There is no better way to flaunt nonsensical populist policies than in the aftermath of a calamity.

This from today's Inquirer.net

``Profiteering businessmen, beware.

``The Department of Trade and Industry (DTI) has placed a ceiling on all prices of basic commodities in supermarkets and wet markets to prevent unscrupulous business owners from taking advantage of the shortage of basic commodities in the wake of Storm “Ondoy” (international codename: Ketsana).

``During Monday’s emergency meeting of the National Price Coordinating Council, Trade Secretary Peter Favila said that apart from basic necessities, he would ask President Gloria Macapagal-Arroyo to freeze the prices of prime commodities, including batteries and construction materials."

One, the article paints entrepreneurs or business entities as generally "greedy" while governments as equitable. Yeah, right...that's why our government had been ranked as one of the worst in corruption in Asia.

Two, officials believe that they can subvert the natural laws of economics and allocate resources better than the marketplace.

They refuse to admit that governments are the least effective way to direct resources to its optimal use. They should learn from Cuba's failed collective agricultural policies.

Price controls or "anti price gouging regulations" in contrast to popular wisdom worsens, and does not enhance, society's predicament.

How?

One, these regulations are likely to serve as disincentive for producers or providers of goods and services to sell. Probably, they would rather hoard the stuff.

Two, it prevents pricing signals to spur production or supply to respond to changes in demand.

Three, below market prices induces significant increases in demand.

As Henry Hazlitt explains in Economics in One Lesson,

``Now we cannot hold the price of any commodity below its market level without in time bringing about two consequences. The first is to increase the demand for that commodity. Because the commodity is cheaper, people are both tempted to buy, and can afford to buy, more of it. The second consequence is to reduce the supply of that commodity. Because people buy more, the accumulated supply is more quickly taken from the shelves of merchants. But in addition to this, production of that commodity is discouraged. Profit margins are reduced or wiped out. The marginal producers are driven out of business. Even the most efficient producers may be called upon to turn out their product at a loss.

``If we did nothing else, therefore, the consequence of fixing a maximum price for a particular commodity would be to bring about a shortage of that commodity. But this is precisely the opposite of what the government regulators originally wanted to do. For it is the very commodities selected for maximum price-fixing that the regulators most want to keep in abundant supply."

Fourth, black markets are likely to emerge out of the shortages.

Fifth, more regulations will breed more corruption.
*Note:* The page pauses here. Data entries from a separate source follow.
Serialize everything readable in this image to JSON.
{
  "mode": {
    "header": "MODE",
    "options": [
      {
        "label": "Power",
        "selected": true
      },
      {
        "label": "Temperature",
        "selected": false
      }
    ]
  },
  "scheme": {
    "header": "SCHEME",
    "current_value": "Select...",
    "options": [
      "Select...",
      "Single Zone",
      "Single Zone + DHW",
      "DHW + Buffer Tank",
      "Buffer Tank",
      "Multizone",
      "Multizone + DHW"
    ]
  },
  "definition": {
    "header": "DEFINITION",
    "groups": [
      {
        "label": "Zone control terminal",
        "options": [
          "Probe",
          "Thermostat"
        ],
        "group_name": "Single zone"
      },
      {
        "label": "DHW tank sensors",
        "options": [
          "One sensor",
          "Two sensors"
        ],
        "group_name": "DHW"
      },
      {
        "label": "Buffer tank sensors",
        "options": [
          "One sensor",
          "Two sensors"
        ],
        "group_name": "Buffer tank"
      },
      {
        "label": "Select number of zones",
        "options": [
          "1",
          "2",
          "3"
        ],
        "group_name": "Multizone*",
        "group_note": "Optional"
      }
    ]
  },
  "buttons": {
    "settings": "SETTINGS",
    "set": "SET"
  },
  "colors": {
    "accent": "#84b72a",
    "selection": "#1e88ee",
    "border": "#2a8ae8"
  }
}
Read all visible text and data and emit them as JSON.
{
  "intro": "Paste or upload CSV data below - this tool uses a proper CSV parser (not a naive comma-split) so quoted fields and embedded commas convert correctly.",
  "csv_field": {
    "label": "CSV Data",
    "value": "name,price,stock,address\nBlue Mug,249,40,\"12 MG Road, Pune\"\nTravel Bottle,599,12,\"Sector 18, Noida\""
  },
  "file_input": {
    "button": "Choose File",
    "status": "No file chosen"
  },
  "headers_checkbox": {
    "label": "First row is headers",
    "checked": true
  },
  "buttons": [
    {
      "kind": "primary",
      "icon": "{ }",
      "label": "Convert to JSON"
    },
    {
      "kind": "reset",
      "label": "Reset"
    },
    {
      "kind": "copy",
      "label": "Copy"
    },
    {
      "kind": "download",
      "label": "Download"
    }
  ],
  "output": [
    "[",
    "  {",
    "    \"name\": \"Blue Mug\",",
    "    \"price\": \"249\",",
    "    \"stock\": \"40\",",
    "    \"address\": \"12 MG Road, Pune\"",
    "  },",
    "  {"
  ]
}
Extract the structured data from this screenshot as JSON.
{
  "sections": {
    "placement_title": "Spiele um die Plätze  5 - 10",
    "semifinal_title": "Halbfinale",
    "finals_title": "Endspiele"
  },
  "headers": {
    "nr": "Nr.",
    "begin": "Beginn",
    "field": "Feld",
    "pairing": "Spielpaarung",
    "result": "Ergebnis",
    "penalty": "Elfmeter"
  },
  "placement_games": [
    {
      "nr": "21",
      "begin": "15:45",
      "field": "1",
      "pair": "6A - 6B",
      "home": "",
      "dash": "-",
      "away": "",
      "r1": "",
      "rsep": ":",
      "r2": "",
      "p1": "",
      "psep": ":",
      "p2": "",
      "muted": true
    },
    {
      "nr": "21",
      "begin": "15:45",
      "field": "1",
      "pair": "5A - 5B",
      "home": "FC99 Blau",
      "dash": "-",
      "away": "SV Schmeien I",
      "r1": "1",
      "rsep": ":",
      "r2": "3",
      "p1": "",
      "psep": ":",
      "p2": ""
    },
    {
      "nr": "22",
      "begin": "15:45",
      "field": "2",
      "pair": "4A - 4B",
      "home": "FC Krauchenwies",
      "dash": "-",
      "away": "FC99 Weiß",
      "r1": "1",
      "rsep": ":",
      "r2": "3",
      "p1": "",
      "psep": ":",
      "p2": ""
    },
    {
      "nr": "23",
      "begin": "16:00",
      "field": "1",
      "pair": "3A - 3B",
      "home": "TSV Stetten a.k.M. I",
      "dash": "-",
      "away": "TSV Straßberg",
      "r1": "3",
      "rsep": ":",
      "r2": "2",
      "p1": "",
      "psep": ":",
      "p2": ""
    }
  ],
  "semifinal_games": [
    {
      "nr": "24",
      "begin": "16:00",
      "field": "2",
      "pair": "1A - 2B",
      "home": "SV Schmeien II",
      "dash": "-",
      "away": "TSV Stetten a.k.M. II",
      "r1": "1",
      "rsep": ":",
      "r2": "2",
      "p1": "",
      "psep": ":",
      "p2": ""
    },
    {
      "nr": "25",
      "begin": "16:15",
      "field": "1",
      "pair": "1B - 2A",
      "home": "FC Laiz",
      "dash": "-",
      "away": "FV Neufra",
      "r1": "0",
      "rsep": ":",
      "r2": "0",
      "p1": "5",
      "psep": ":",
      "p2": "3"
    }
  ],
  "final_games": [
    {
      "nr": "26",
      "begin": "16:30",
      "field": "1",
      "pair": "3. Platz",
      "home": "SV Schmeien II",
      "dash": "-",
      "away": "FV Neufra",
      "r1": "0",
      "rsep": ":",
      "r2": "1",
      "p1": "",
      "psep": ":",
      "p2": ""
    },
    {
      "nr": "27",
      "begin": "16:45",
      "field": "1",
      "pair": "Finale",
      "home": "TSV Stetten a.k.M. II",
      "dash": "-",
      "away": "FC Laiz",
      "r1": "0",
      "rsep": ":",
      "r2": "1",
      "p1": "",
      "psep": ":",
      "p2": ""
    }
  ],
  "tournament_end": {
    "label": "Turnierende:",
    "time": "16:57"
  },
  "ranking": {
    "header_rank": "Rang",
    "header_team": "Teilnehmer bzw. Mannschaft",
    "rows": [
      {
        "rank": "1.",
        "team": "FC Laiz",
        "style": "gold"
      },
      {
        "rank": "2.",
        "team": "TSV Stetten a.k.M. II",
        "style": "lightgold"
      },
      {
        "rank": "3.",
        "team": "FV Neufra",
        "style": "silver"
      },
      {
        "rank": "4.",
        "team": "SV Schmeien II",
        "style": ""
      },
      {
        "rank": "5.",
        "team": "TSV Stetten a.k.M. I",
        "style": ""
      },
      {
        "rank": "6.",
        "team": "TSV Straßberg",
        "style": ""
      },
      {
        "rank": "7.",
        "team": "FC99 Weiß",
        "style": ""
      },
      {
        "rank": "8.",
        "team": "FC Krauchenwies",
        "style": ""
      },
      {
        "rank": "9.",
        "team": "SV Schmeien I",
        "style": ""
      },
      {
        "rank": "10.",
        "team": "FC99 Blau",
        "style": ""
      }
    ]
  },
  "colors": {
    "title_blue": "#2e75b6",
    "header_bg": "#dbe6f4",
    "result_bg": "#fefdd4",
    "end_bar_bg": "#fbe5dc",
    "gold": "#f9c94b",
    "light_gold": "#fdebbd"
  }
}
Some officials will probably keep a blind eye on entities selling at "high" prices but with a "take".

Lastly, restrictions in the marketplace will even lead to further restrictions, distortions and shortages in the economy.

Again from Henry Hazlitt, ``Some of these consequences in time become apparent to the regulators, who then adopt various other devices and controls in an attempt to avert them. Among these devices are rationing, cost-control, subsidies, and universal price-fixing."

For a professional academic economist serving as President of the country, who we presume is aware of these risks, the obvious knee jerk regulatory response reflects not for the economic wellbeing of its constituents, but as political advertisement for the coming elections.